Asie du Sud-Est : un grand centre de fabrication connaît des revers majeurs sur sa chaîne d'approvisionnement

Certains pays du Sud-Est asiatique, également regroupés au sein de l'Association des nations de l'Asie du Sud-Est (ANASE), luttent contre une nouvelle vague de COVID-19, tout en étant simultanément confrontés à des événements catastrophiques qui ravagent leurs économies. Les conditions météorologiques extrêmes, qui comptent plusieurs inondations graves recensées en plus de la saison des typhons dans le Pacifique, font partie des calamités auxquelles est confrontée l'ANASE, sans compter le prolongement incessant des délais de fabrication.

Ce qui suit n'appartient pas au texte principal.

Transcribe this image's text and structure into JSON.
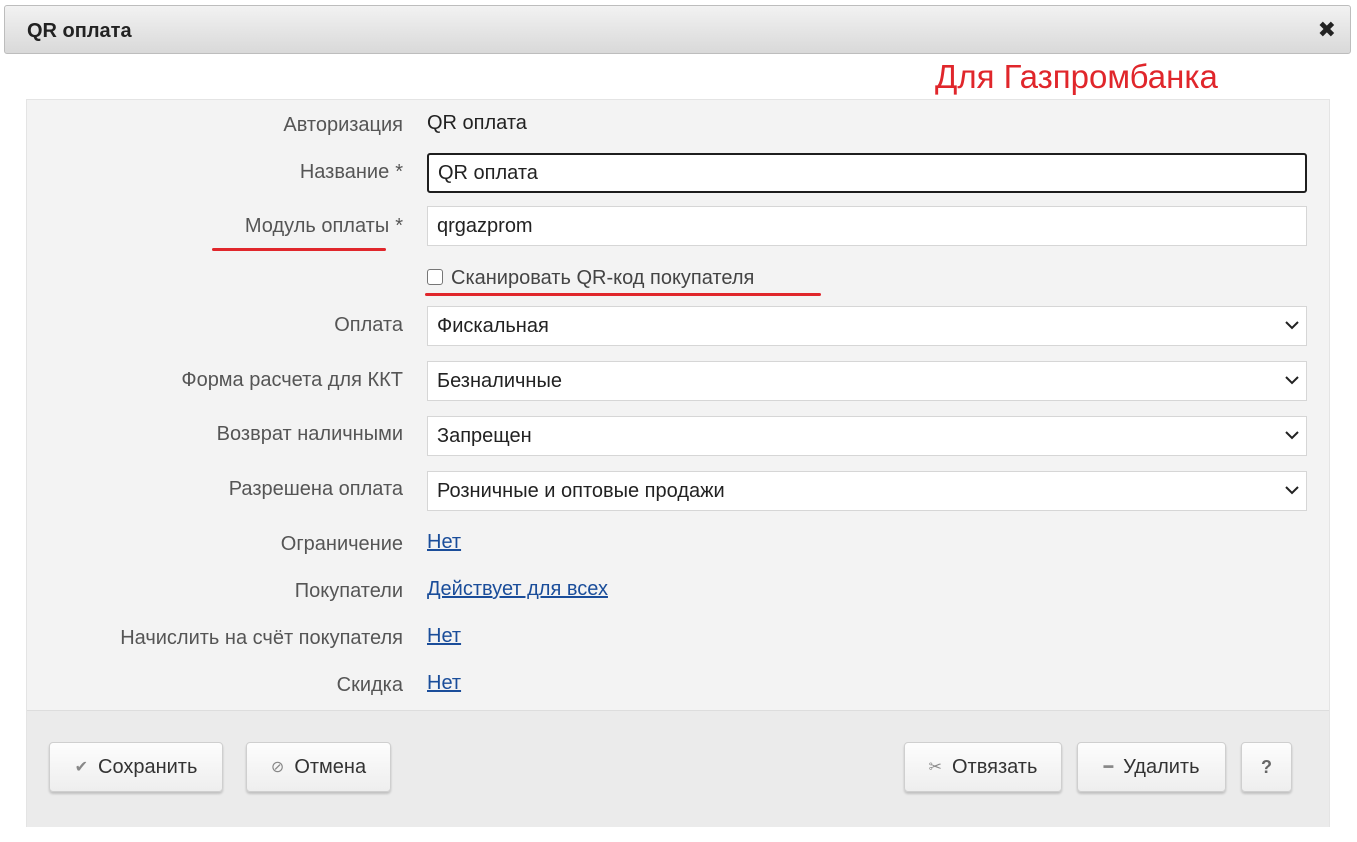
{
  "dialog": {
    "title": "QR оплата",
    "close_glyph": "✖"
  },
  "annotation": {
    "text": "Для Газпромбанка",
    "color": "#e0262b"
  },
  "form": {
    "authorization": {
      "label": "Авторизация",
      "value": "QR оплата"
    },
    "name": {
      "label": "Название",
      "required": "*",
      "value": "QR оплата"
    },
    "module": {
      "label": "Модуль оплаты",
      "required": "*",
      "value": "qrgazprom"
    },
    "scan_qr": {
      "label": "Сканировать QR-код покупателя",
      "checked": false
    },
    "payment": {
      "label": "Оплата",
      "value": "Фискальная"
    },
    "kkt_form": {
      "label": "Форма расчета для ККТ",
      "value": "Безналичные"
    },
    "cash_return": {
      "label": "Возврат наличными",
      "value": "Запрещен"
    },
    "allowed_payment": {
      "label": "Разрешена оплата",
      "value": "Розничные и оптовые продажи"
    },
    "restriction": {
      "label": "Ограничение",
      "value": "Нет"
    },
    "buyers": {
      "label": "Покупатели",
      "value": "Действует для всех"
    },
    "credit_account": {
      "label": "Начислить на счёт покупателя",
      "value": "Нет"
    },
    "discount": {
      "label": "Скидка",
      "value": "Нет"
    }
  },
  "footer": {
    "save": {
      "label": "Сохранить",
      "icon": "check-icon"
    },
    "cancel": {
      "label": "Отмена",
      "icon": "cancel-icon"
    },
    "unbind": {
      "label": "Отвязать",
      "icon": "scissors-icon"
    },
    "delete": {
      "label": "Удалить",
      "icon": "minus-icon"
    },
    "help": {
      "label": "?"
    }
  },
  "colors": {
    "link": "#1a4d9a",
    "annotation_underline": "#e0262b",
    "panel_bg": "#f3f3f3"
  }
}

La Malaisie, le Vietnam, la Thaïlande, les Philippines et Singapour figurent parmi les pays membres de l'ANASE qui contribuent à la fabrication d'une grande quantité de composants électroniques.

La Malaisie compte à elle seule plusieurs usines de fabricants importants tels qu'AMD, NXP, Nexperia, ON Semiconductor Renesas ou encore STMicro. En juillet, les autorités malaisiennes ont déclaré que l'industrie électrique et électronique faisait partie des services essentiels pendant le confinement national lié à la COVID-19, dans la mesure où il permet à 60 % de la main-d'œuvre de se rendre sur place dans les usines. Certains fabricants, dont ON Semi et AMD, ont dû mettre totalement à l'arrêt leurs sites de production suite à la détection de cas de COVID-19 dans leurs locaux. La production de l'automobile et de micro-processeurs industriels sont quelques-uns des secteurs concernés par ces délais, lesquels exigent une réallocation stratégique de la main-d'œuvre en vue de répondre à la demande. Le confinement a été récemment prorogé pendant six semaines, ou jusqu'à ce que le pays soit parvenu à vacciner 10 % de sa population.

L'industrie des semi-conducteurs est relativement émergente au Vietnam, où la part de marché était estimée à 6 milliards de dollars entre 2020 et 2024 ; toutefois, la pandémie pourrait contrecarrer cette phase de progression en raison des fermetures d'usines et des retards qui commencent à s'accumuler dans un contexte où la demande de processeurs ne cesse de progresser. La récente épidémie de COVID-19 au Vietnam a entraîné la mise à l'arrêt de plusieurs usines implantées dans le Parc technologique de Saïgon. Les firmes Intel et Samsung y exploitent des fabriques dont elles ont dû restreindre l'activité. Intel a notamment différé la production de ses processeurs de prochaine génération en raison d'obstacles liés à la fabrication, tandis que Samsung a pour sa part revu à la hausse les prix de ses composants et rallongé ses délais de livraison. La fermeture de l'usine de Hô-Chi-Minh-Ville pour cause de COVID-19 entraîne également un prolongement considérable des délais pour ON Semi, qui voit ses dates de livraison initiales reportées jusqu'en 2022. ON Semi a adressé au troisième trimestre une lettre à ses clients pour les informer des retards affectant ses sites de fabrication au Vietnam et en Thaïlande.

NXP, Macronix, Intel et Samsung exploitent également des usines en Thaïlande et sont tenus de se conformer aux injonctions gouvernementales dans le cadre de l'épidémie de COVID-19. La persistance des contaminations dans les locaux s'est traduite par une réduction de capacité de la main-d'œuvre et, dans certains cas, par des mises à l'arrêt complètes, qui compliquent encore davantage les opérations de fabrication. Les exportations nationales thaïlandaises reposent en grande partie sur l'industrie électrique et électronique (E&E), y compris la fabrication de semi-conducteurs. Les exportateurs d'Asie du Sud-Est estiment qu'en cas de persistance des ruptures entre août et décembre, les exportations verront leur solde chuter de 9 milliards de dollars. L'industrie E&E représentait encore 24 % des exportations de la Thaïlande en 2019.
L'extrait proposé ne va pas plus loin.